Services include interview coordination, compensation benchmarking, and advisory support through final placement.
The Firm does not guarantee placement outcomes but commits to commercially reasonable efforts consistent with industry standards.

3. Fees and Payment Terms

For contingent placements, the Client agrees to pay a fee equal to 30% of the candidate’s first-year base compensation.
For retained engagements, fees shall total 35% of first-year base compensation, payable in installments of 10%, 10%, and 15%.
All invoices are due within seven (7) calendar days of issuance. Late payments may incur interest at the maximum rate permitted under Texas law.
Fees are deemed earned upon candidate acceptance of an offer of employment.

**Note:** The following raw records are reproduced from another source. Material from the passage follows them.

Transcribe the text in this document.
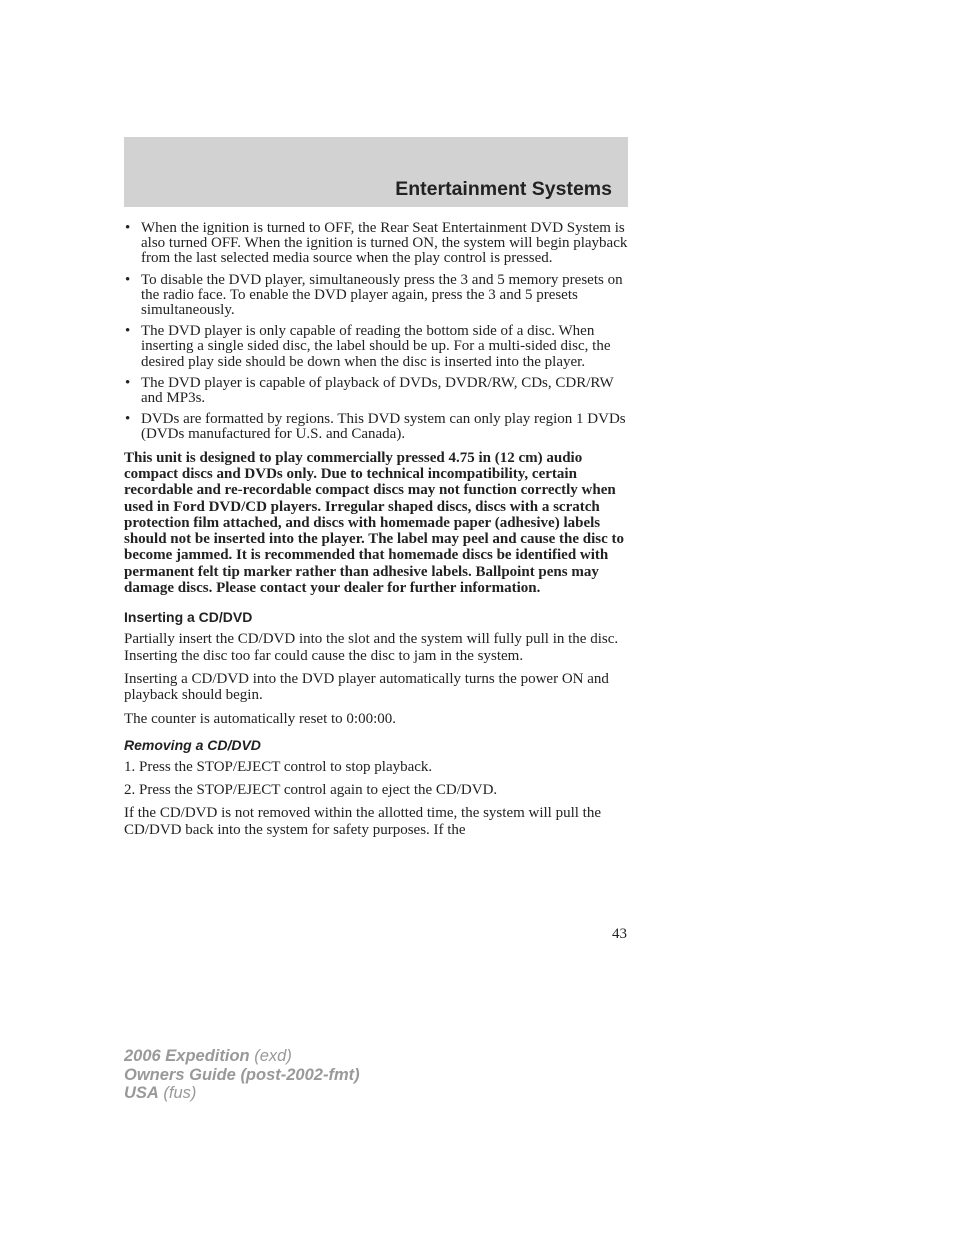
Entertainment Systems
• When the ignition is turned to OFF, the Rear Seat Entertainment DVD System is also turned OFF. When the ignition is turned ON, the system will begin playback from the last selected media source when the play control is pressed.
• To disable the DVD player, simultaneously press the 3 and 5 memory presets on the radio face. To enable the DVD player again, press the 3 and 5 presets simultaneously.
• The DVD player is only capable of reading the bottom side of a disc. When inserting a single sided disc, the label should be up. For a multi-sided disc, the desired play side should be down when the disc is inserted into the player.
• The DVD player is capable of playback of DVDs, DVDR/RW, CDs, CDR/RW and MP3s.
• DVDs are formatted by regions. This DVD system can only play region 1 DVDs (DVDs manufactured for U.S. and Canada).
This unit is designed to play commercially pressed 4.75 in (12 cm) audio compact discs and DVDs only. Due to technical incompatibility, certain recordable and re-recordable compact discs may not function correctly when used in Ford DVD/CD players. Irregular shaped discs, discs with a scratch protection film attached, and discs with homemade paper (adhesive) labels should not be inserted into the player. The label may peel and cause the disc to become jammed. It is recommended that homemade discs be identified with permanent felt tip marker rather than adhesive labels. Ballpoint pens may damage discs. Please contact your dealer for further information.
Inserting a CD/DVD

Partially insert the CD/DVD into the slot and the system will fully pull in the disc. Inserting the disc too far could cause the disc to jam in the system.

Inserting a CD/DVD into the DVD player automatically turns the power ON and playback should begin.

The counter is automatically reset to 0:00:00.

Removing a CD/DVD

1. Press the STOP/EJECT control to stop playback.

2. Press the STOP/EJECT control again to eject the CD/DVD.

If the CD/DVD is not removed within the allotted time, the system will pull the CD/DVD back into the system for safety purposes. If the

43
2006 Expedition (exd)
Owners Guide (post-2002-fmt)
USA (fus)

4. Client Responsibilities

The Client agrees to provide accurate job specifications, compensation details, and timely feedback regarding candidate submissions.
The Client shall notify the Firm immediately upon engaging or hiring any candidate introduced by the Firm.
The Client agrees not to circumvent the Firm by engaging candidates directly or indirectly without payment of agreed fees.

5. Confidentiality

Both parties agree to maintain strict confidentiality of all proprietary and candidate-related information.
Confidential information shall not be disclosed to third parties without prior written consent, except as required by law.
This obligation survives termination of the Agreement.

6. Intellectual Property

All materials, candidate profiles, and market data provided by the Firm remain its intellectual property.
The Client shall not distribute or reuse such materials outside the scope of the engagement without written consent.

7. Limitation of Liability

The Firm makes no warranties regarding candidate performance or suitability beyond presented qualifications.
To the fullest extent permitted under Texas law, the Firm’s liability shall be limited to the total fees paid by the Client.
In no event shall the Firm be liable for indirect, incidental, or consequential damages.

8. Term and Termination

This Agreement shall commence upon execution and remain in effect until terminated by either party with written notice.
Any outstanding fees shall remain payable upon termination.
Provisions relating to confidentiality, fees, and liability shall survive termination.

9. Governing Law

This Agreement shall be governed by and construed in accordance with the laws of the State of Texas.
Any disputes arising hereunder shall be resolved exclusively in the courts located within the State of Texas.

10. Entire Agreement

This Agreement constitutes the entire understanding between the parties and supersedes all prior agreements.
No modification shall be valid unless in writing and signed by both parties.